In this paper, a new quality enhancement approach especially for dark or poorly illuminated images with a core objective to re-allocate the processed pixels using reclusive histogram sub-division along with an adaptive stopping criterion based on pixel wise relative L₂-norm basis (which itself is intuitively related to optimal PSNR value). Employing such kind information preserved signal reconstruction based stopping criterion makes the desired intensity distribution easy achievable in less iterations and hence complexity hike due iterative behaviour can be easily compensated to a great extent. Hence, iteration count only ranges from 2 to 3. Perfectly reconstructed, moment-centered piecewise sub-equalized statistical distribution which intuitively leads to the adaptive or image dependent evaluation of the desired gamma value-set, so that precise re-allocation of the transformed intensity bin-values.

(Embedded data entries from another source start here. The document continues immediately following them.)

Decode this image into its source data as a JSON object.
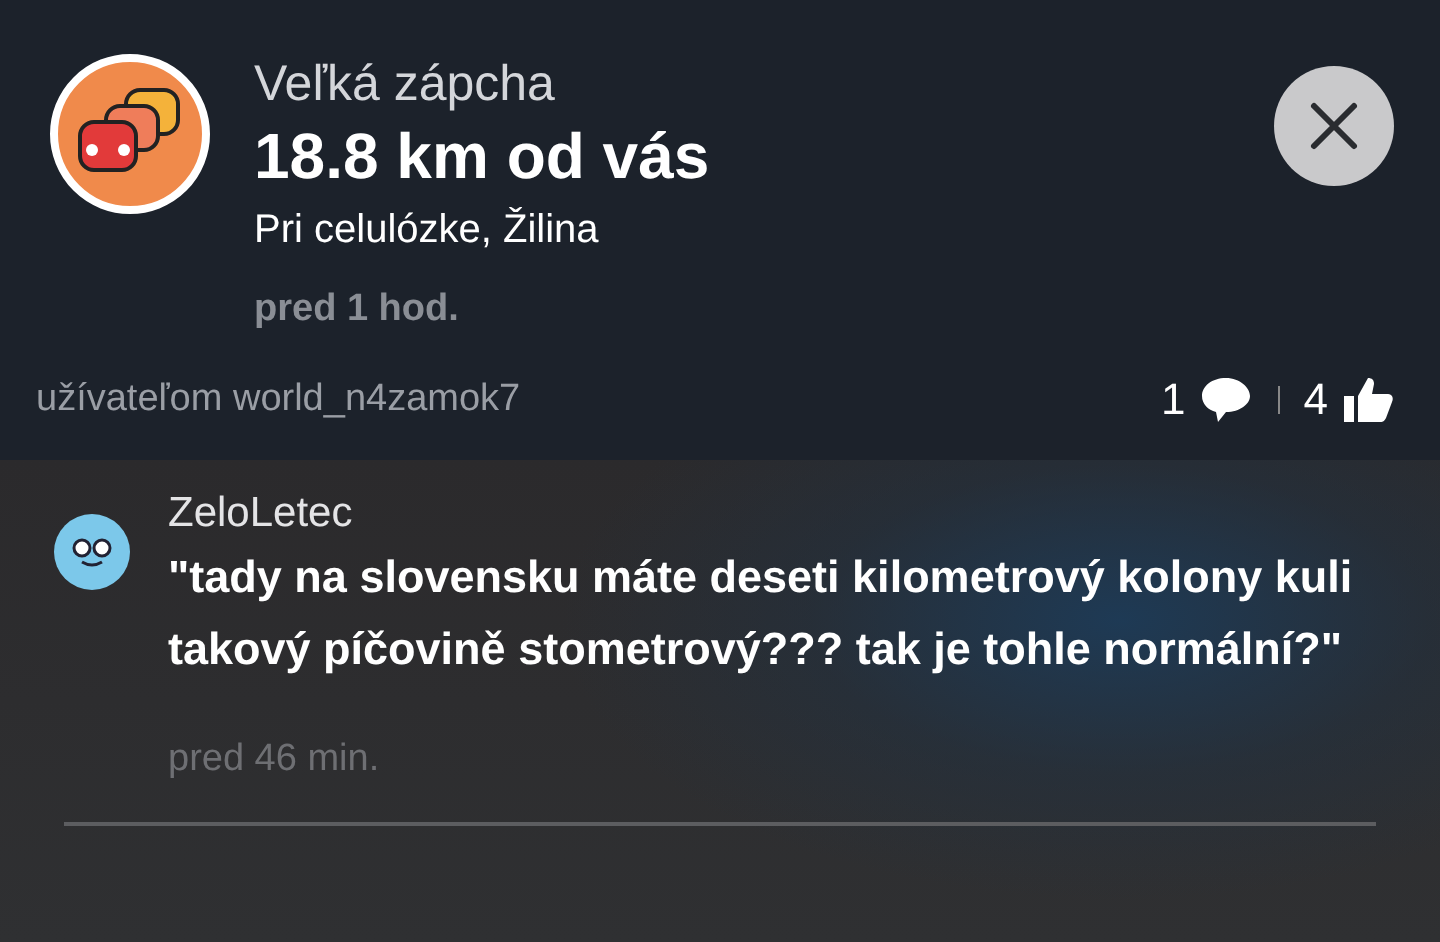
{
  "alert": {
    "type": "Veľká zápcha",
    "distance": "18.8 km od vás",
    "location": "Pri celulózke, Žilina",
    "time": "pred 1 hod.",
    "reporter": "užívateľom world_n4zamok7",
    "comments_count": "1",
    "likes_count": "4"
  },
  "comment": {
    "author": "ZeloLetec",
    "text": "\"tady na slovensku máte deseti kilometrový kolony kuli takový píčovině stometrový??? tak je tohle normální?\"",
    "time": "pred 46 min."
  }
}
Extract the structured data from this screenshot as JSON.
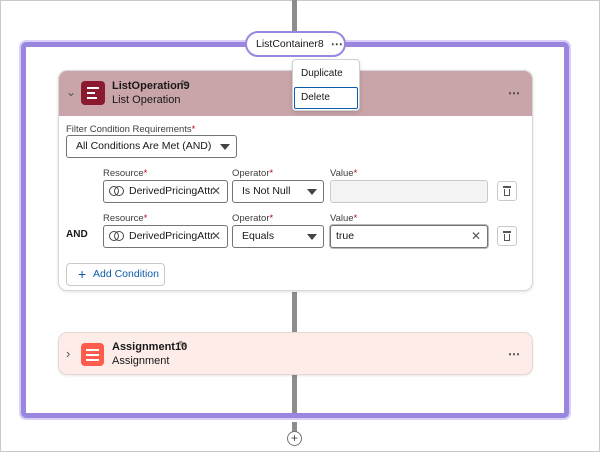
{
  "container": {
    "label": "ListContainer8",
    "more": "⋯"
  },
  "menu": {
    "duplicate": "Duplicate",
    "delete": "Delete"
  },
  "list_operation": {
    "title": "ListOperation9",
    "subtitle": "List Operation",
    "filter_label": "Filter Condition Requirements",
    "filter_value": "All Conditions Are Met (AND)",
    "conditions": [
      {
        "prefix": "",
        "resource_label": "Resource",
        "resource_value": "DerivedPricingAttr",
        "operator_label": "Operator",
        "operator_value": "Is Not Null",
        "value_label": "Value",
        "value": ""
      },
      {
        "prefix": "AND",
        "resource_label": "Resource",
        "resource_value": "DerivedPricingAttr",
        "operator_label": "Operator",
        "operator_value": "Equals",
        "value_label": "Value",
        "value": "true"
      }
    ],
    "add_condition": "Add Condition",
    "required_mark": "*",
    "clear_glyph": "✕"
  },
  "assignment": {
    "title": "Assignment10",
    "subtitle": "Assignment"
  },
  "glyphs": {
    "chevron_down": "⌵",
    "chevron_right": "›",
    "pencil": "✎",
    "more": "⋯",
    "plus": "+"
  },
  "colors": {
    "accent_purple": "#9a86e0",
    "list_op_header": "#c9a4a8",
    "list_op_icon": "#8b1a2e",
    "assignment_bg": "#fdece8",
    "assignment_icon": "#fe5c4c",
    "link_blue": "#0b5cab"
  },
  "icons": [
    "list-operation-icon",
    "assignment-icon",
    "resource-icon",
    "trash-icon",
    "add-icon",
    "edit-pencil-icon",
    "chevron-icon",
    "more-actions-icon"
  ]
}
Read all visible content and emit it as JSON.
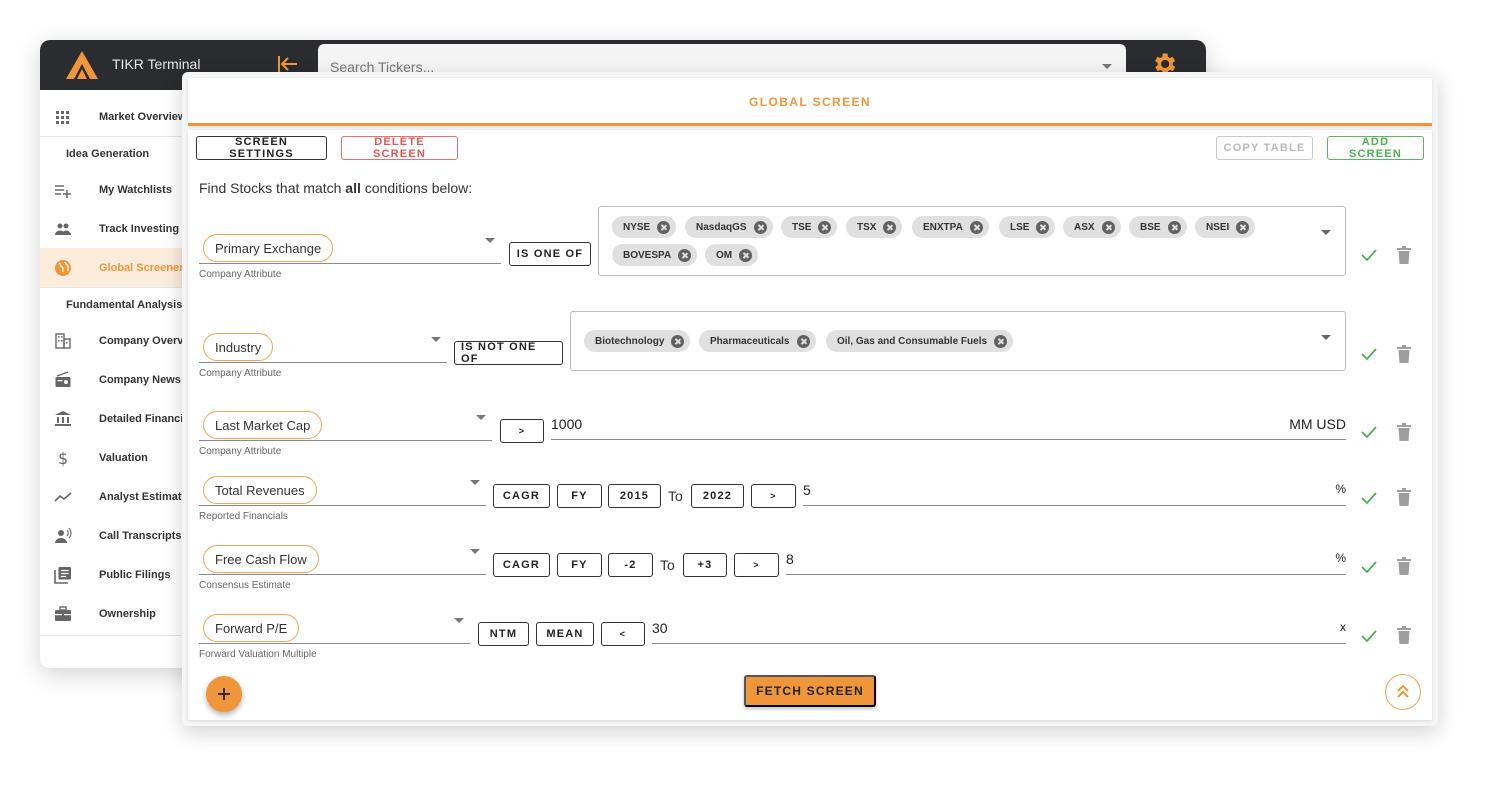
{
  "app": {
    "title": "TIKR Terminal",
    "search_placeholder": "Search Tickers...",
    "accent_color": "#f0963a"
  },
  "sidebar": {
    "items": [
      {
        "label": "Market Overview",
        "icon": "grid-icon"
      },
      {
        "section": "Idea Generation"
      },
      {
        "label": "My Watchlists",
        "icon": "playlist-add-icon"
      },
      {
        "label": "Track Investing G",
        "icon": "people-icon"
      },
      {
        "label": "Global Screener",
        "icon": "globe-icon",
        "active": true
      },
      {
        "section": "Fundamental Analysis"
      },
      {
        "label": "Company Overvie",
        "icon": "building-icon"
      },
      {
        "label": "Company News",
        "icon": "radio-icon"
      },
      {
        "label": "Detailed Financial",
        "icon": "bank-icon"
      },
      {
        "label": "Valuation",
        "icon": "dollar-icon"
      },
      {
        "label": "Analyst Estimates",
        "icon": "trending-icon"
      },
      {
        "label": "Call Transcripts",
        "icon": "speaker-person-icon"
      },
      {
        "label": "Public Filings",
        "icon": "library-books-icon"
      },
      {
        "label": "Ownership",
        "icon": "briefcase-icon"
      }
    ]
  },
  "screener": {
    "title": "GLOBAL SCREEN",
    "buttons": {
      "settings": "SCREEN SETTINGS",
      "delete": "DELETE SCREEN",
      "copy": "COPY TABLE",
      "add": "ADD SCREEN",
      "fetch": "FETCH SCREEN"
    },
    "intro_prefix": "Find Stocks that match ",
    "intro_bold": "all",
    "intro_suffix": " conditions below:",
    "conditions": [
      {
        "metric": "Primary Exchange",
        "category": "Company Attribute",
        "operator": "IS ONE OF",
        "values": [
          "NYSE",
          "NasdaqGS",
          "TSE",
          "TSX",
          "ENXTPA",
          "LSE",
          "ASX",
          "BSE",
          "NSEI",
          "BOVESPA",
          "OM"
        ]
      },
      {
        "metric": "Industry",
        "category": "Company Attribute",
        "operator": "IS NOT ONE OF",
        "values": [
          "Biotechnology",
          "Pharmaceuticals",
          "Oil, Gas and Consumable Fuels"
        ]
      },
      {
        "metric": "Last Market Cap",
        "category": "Company Attribute",
        "comparator": ">",
        "value": "1000",
        "unit": "MM USD"
      },
      {
        "metric": "Total Revenues",
        "category": "Reported Financials",
        "calc": "CAGR",
        "period": "FY",
        "from": "2015",
        "to_label": "To",
        "to": "2022",
        "comparator": ">",
        "value": "5",
        "unit": "%"
      },
      {
        "metric": "Free Cash Flow",
        "category": "Consensus Estimate",
        "calc": "CAGR",
        "period": "FY",
        "from": "-2",
        "to_label": "To",
        "to": "+3",
        "comparator": ">",
        "value": "8",
        "unit": "%"
      },
      {
        "metric": "Forward P/E",
        "category": "Forward Valuation Multiple",
        "period": "NTM",
        "stat": "MEAN",
        "comparator": "<",
        "value": "30",
        "unit": "x"
      }
    ]
  }
}
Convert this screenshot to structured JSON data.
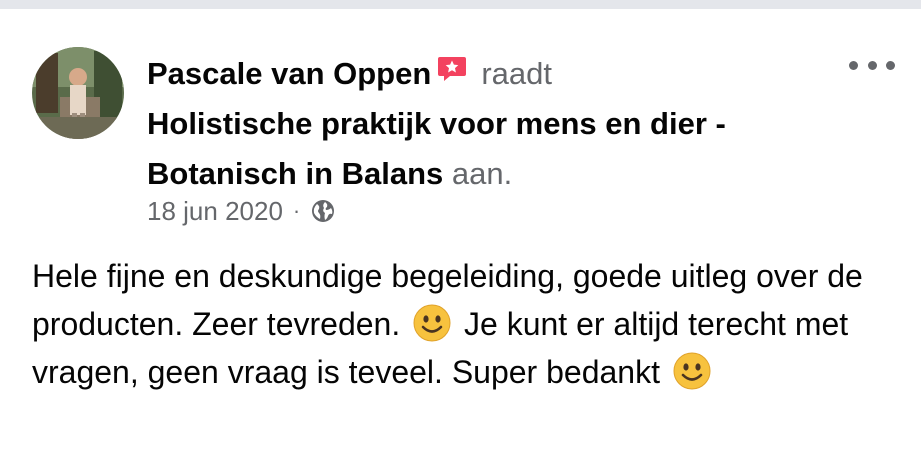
{
  "review": {
    "author": "Pascale van Oppen",
    "verb": "raadt",
    "page_name": "Holistische praktijk voor mens en dier - Botanisch in Balans",
    "suffix": "aan.",
    "date": "18 jun 2020",
    "privacy_separator": "·",
    "body": {
      "part1": "Hele fijne en deskundige begeleiding, goede uitleg over de producten. Zeer tevreden.",
      "part2": "Je kunt er altijd terecht met vragen, geen vraag is teveel. Super bedankt"
    }
  },
  "icons": {
    "badge": "recommend-badge-icon",
    "privacy": "globe-icon",
    "emoji": "smiley-icon",
    "more": "more-options-icon"
  },
  "colors": {
    "text": "#050505",
    "muted": "#65676b",
    "badge": "#f3425f",
    "emoji": "#f7c23e"
  }
}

Due to this adaptive behavior of the intensity distribution the gamma value-set when derived from it, is obviously highly adaptive and here individual gamma values are evaluated explicitly raised over reconstructed intensity values, unlike conventional gamma correction methods. This adaptiveness makes the entire methodology highly capable for covering a wide variety of images, due to which robustness of the algorithm also increases. The proposed methodology has been verified on various dark images. The desired performance has been achieved visually and also measured by using relevant image quality matrices.